3. Casework With Consequences
The show’s best episodes fuse high-stakes investigations with personal cost. Expect the writers to double down on that formula, using major cases to test evolving leadership styles and differing ethical lines within the team.
4. One Chicago Connections
Cross-unit collaboration within the One Chicago universe has always expanded the canvas. Strategic crossovers could help bridge the transition, allow characters to seek counsel, and reorient the audience amid shifting power dynamics.
What Fans Should Watch For
Season 13 will likely telegraph its new identity early. Keep an eye on who sets the tone in tense moments, how interrogation scenes are staged, and which characters carry the emotional spine of each episode. Listen for dialogue that wrestles with Voight’s absence rather than ignoring it; the show’s honesty about its own transformation will go a long way toward earning viewer trust.
Equally important is pacing. Chicago P.D. thrives on forward motion, and the series can use that momentum to move confidently into its next chapter — honoring what came before without becoming beholden to it.
Why This Matters for the Future
Chicago P.D. has survived and adapted through cast changes, evolving cultural conversations, and shifting broadcast realities. Yet Voight’s exit marks the end of an era — and the beginning of a reinvention that could define the show’s second decade. If Season 13 embraces its ensemble, invests in character-driven stakes, and confronts Voight’s legacy head-on, it can emerge not as a diminished series but as a reimagined one.

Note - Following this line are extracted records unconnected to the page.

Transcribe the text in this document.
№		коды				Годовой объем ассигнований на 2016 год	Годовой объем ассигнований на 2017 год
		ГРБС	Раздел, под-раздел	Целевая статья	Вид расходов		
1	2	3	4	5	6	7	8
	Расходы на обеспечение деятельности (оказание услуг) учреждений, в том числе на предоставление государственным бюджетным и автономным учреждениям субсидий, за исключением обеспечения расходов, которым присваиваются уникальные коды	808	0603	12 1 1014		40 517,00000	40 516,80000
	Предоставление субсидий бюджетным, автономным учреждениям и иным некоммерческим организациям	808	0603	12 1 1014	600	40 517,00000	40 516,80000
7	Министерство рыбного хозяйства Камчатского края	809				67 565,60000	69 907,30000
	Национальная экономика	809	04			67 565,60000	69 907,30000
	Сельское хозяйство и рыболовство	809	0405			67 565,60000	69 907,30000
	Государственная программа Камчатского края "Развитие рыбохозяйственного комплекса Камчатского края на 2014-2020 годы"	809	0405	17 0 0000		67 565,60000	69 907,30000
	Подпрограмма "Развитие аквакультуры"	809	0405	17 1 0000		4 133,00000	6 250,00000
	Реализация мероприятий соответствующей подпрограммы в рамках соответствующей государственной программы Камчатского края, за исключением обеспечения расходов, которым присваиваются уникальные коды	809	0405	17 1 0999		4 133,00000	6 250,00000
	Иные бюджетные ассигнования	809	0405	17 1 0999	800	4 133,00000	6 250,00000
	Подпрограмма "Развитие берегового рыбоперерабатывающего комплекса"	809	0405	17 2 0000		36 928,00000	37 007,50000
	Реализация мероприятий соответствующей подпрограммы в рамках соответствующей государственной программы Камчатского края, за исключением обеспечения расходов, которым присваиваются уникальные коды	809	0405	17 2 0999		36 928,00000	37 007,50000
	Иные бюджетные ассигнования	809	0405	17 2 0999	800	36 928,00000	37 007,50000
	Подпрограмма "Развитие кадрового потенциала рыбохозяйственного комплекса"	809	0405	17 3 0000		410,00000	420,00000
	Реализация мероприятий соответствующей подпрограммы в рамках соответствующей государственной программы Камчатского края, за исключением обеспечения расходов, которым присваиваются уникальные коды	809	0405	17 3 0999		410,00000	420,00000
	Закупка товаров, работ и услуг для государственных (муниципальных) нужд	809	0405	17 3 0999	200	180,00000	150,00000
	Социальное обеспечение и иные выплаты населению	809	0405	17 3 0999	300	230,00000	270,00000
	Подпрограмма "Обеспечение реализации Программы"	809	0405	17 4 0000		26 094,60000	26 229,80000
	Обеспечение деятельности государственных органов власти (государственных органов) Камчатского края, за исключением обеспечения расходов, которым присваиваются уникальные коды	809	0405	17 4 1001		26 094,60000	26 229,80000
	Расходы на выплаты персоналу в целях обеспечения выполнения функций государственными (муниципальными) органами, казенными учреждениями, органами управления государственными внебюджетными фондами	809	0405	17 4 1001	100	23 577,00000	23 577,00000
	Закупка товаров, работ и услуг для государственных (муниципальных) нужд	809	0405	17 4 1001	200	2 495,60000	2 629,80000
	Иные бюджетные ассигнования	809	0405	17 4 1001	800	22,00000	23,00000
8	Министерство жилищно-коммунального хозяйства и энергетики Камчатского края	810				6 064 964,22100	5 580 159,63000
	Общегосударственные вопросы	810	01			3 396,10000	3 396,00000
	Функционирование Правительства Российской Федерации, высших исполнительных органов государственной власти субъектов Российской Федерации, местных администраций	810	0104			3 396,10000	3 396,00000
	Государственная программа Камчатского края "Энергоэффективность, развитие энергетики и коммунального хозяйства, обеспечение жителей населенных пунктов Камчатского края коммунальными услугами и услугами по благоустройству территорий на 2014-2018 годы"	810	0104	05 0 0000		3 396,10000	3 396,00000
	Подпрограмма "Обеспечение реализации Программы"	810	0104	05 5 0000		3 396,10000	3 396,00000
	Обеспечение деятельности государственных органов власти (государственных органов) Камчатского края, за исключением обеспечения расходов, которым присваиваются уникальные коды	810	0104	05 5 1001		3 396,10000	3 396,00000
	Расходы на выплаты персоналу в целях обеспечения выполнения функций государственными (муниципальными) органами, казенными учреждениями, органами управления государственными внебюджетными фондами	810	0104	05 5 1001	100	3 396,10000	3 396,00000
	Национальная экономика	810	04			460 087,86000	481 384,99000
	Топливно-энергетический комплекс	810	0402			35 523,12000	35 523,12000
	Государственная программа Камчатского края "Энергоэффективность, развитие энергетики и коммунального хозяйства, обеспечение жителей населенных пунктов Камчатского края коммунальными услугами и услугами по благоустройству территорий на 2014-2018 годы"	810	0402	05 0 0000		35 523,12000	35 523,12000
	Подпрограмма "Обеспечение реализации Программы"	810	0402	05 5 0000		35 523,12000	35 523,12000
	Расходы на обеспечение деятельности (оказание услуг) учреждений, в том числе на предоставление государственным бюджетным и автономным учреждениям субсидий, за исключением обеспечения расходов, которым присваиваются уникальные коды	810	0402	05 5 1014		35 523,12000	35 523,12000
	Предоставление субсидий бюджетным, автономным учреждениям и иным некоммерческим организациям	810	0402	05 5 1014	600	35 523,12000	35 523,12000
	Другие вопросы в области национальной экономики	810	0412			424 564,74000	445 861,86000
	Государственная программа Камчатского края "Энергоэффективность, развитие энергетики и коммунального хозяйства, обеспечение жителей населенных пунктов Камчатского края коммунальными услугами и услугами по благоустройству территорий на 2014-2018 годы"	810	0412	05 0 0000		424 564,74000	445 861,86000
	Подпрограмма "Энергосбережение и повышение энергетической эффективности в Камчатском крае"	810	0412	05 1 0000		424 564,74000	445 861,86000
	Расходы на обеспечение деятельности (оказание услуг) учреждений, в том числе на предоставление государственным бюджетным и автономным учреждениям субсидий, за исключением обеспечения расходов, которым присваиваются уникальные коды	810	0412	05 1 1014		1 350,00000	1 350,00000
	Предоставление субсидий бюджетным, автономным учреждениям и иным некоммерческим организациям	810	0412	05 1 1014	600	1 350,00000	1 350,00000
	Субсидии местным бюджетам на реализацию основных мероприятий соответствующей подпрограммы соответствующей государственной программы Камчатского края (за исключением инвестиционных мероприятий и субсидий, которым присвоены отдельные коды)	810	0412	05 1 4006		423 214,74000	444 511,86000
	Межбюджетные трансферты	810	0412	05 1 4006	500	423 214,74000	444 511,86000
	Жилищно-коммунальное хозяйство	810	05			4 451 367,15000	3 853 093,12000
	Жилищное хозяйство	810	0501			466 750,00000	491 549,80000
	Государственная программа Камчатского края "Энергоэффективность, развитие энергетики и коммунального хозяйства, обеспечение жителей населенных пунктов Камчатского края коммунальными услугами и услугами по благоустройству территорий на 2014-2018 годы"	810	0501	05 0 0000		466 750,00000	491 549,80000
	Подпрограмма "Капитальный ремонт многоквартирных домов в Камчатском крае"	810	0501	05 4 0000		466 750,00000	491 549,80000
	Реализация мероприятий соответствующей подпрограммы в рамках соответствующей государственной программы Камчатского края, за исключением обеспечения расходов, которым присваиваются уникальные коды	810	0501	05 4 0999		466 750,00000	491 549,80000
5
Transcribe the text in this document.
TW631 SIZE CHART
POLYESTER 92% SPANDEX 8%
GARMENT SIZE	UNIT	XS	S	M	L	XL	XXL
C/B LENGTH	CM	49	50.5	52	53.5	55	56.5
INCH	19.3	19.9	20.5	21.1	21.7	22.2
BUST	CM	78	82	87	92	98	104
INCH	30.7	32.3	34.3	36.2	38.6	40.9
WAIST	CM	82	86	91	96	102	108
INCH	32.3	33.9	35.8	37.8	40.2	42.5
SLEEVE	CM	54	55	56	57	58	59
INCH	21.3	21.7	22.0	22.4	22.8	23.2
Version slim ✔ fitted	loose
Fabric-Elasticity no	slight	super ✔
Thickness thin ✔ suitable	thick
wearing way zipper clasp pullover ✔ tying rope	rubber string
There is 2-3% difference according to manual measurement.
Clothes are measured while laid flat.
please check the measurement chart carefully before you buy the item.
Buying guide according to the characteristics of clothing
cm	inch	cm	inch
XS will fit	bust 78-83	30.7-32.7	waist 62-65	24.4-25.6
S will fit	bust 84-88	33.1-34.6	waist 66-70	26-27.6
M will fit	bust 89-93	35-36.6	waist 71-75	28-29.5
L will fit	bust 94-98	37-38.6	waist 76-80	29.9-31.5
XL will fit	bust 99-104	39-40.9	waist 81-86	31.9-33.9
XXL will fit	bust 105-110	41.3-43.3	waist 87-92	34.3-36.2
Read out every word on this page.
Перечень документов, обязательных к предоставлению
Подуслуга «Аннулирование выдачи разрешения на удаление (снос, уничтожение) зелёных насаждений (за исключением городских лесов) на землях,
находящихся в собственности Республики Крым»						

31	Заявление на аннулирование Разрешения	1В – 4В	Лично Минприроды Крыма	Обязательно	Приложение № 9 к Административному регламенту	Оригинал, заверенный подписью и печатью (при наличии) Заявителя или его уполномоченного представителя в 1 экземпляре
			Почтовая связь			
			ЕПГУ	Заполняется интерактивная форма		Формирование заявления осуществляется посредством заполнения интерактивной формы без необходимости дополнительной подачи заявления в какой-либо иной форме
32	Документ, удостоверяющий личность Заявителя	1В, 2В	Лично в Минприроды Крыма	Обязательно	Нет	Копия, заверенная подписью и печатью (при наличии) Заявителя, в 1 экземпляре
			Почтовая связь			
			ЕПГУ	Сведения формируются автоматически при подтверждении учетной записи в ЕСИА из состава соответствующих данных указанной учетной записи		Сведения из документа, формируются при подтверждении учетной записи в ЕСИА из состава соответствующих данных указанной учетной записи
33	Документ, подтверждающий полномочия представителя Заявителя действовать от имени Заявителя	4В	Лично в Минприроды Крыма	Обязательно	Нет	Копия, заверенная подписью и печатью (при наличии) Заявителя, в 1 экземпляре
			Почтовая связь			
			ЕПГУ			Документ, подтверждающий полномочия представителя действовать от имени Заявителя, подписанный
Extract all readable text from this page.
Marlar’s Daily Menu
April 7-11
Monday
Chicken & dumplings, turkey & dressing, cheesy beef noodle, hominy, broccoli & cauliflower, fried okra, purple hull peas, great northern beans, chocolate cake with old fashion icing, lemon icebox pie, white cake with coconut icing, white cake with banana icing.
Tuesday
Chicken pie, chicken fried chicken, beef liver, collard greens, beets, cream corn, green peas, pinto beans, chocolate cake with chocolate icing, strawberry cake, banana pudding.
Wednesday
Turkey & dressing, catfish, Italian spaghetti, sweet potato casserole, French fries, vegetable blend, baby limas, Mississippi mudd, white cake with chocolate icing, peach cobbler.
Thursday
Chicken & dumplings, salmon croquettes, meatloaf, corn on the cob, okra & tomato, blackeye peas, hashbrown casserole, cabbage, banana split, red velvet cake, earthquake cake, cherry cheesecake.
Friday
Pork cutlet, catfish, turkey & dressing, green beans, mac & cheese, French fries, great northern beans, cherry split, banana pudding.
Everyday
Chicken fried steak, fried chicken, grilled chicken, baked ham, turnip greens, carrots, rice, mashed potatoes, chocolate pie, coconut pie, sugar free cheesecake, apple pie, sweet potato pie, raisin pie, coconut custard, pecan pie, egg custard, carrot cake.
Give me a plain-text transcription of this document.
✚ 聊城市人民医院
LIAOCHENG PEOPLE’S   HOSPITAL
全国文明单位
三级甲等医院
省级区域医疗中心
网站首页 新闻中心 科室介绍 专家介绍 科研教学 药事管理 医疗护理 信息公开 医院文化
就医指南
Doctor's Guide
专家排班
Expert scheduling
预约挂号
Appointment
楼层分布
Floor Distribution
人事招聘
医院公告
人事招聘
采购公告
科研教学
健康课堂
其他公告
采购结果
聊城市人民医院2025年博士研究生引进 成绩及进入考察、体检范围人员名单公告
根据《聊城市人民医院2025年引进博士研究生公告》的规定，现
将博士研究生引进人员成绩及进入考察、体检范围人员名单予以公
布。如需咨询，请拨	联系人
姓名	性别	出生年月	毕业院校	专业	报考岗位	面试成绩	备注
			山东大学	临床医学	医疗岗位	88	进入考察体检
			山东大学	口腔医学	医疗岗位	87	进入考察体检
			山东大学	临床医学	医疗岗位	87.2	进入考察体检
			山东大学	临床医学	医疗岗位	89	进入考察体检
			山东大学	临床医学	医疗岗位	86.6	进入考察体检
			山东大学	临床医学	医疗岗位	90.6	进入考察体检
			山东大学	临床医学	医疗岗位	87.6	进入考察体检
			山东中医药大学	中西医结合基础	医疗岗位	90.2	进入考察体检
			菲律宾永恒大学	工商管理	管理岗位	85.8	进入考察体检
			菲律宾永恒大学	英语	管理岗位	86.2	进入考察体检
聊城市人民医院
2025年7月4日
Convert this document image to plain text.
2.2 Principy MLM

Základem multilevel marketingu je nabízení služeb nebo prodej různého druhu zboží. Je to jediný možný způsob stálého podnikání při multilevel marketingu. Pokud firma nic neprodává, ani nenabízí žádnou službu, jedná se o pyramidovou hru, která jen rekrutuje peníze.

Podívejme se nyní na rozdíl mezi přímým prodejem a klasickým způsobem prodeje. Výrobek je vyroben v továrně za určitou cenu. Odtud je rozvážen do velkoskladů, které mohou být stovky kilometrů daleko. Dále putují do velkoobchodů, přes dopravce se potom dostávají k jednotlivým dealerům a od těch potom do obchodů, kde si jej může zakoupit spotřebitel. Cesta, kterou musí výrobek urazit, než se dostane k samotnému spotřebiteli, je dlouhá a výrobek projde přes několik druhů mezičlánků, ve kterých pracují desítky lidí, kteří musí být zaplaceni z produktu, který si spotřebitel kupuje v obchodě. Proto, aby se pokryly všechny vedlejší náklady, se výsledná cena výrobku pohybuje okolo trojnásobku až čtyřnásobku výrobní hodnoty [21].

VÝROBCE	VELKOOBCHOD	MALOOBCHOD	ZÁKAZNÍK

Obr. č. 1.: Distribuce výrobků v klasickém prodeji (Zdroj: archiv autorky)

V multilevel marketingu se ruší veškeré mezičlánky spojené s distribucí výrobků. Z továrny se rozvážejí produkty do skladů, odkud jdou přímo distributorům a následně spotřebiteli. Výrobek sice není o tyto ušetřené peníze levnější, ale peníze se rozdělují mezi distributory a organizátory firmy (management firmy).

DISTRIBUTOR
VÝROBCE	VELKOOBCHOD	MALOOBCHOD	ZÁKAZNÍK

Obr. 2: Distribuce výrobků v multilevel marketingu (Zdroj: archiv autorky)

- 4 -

For longtime viewers, the question isn’t whether the show can go on; it’s how it chooses to grow. If Chicago P.D. uses this moment to broaden its lens, deepen its moral inquiry, and elevate new leaders, the Intelligence Unit may find a future that feels both true to its roots and genuinely new. That’s a high bar — and an exciting one — for a drama that has always done its best work under pressure.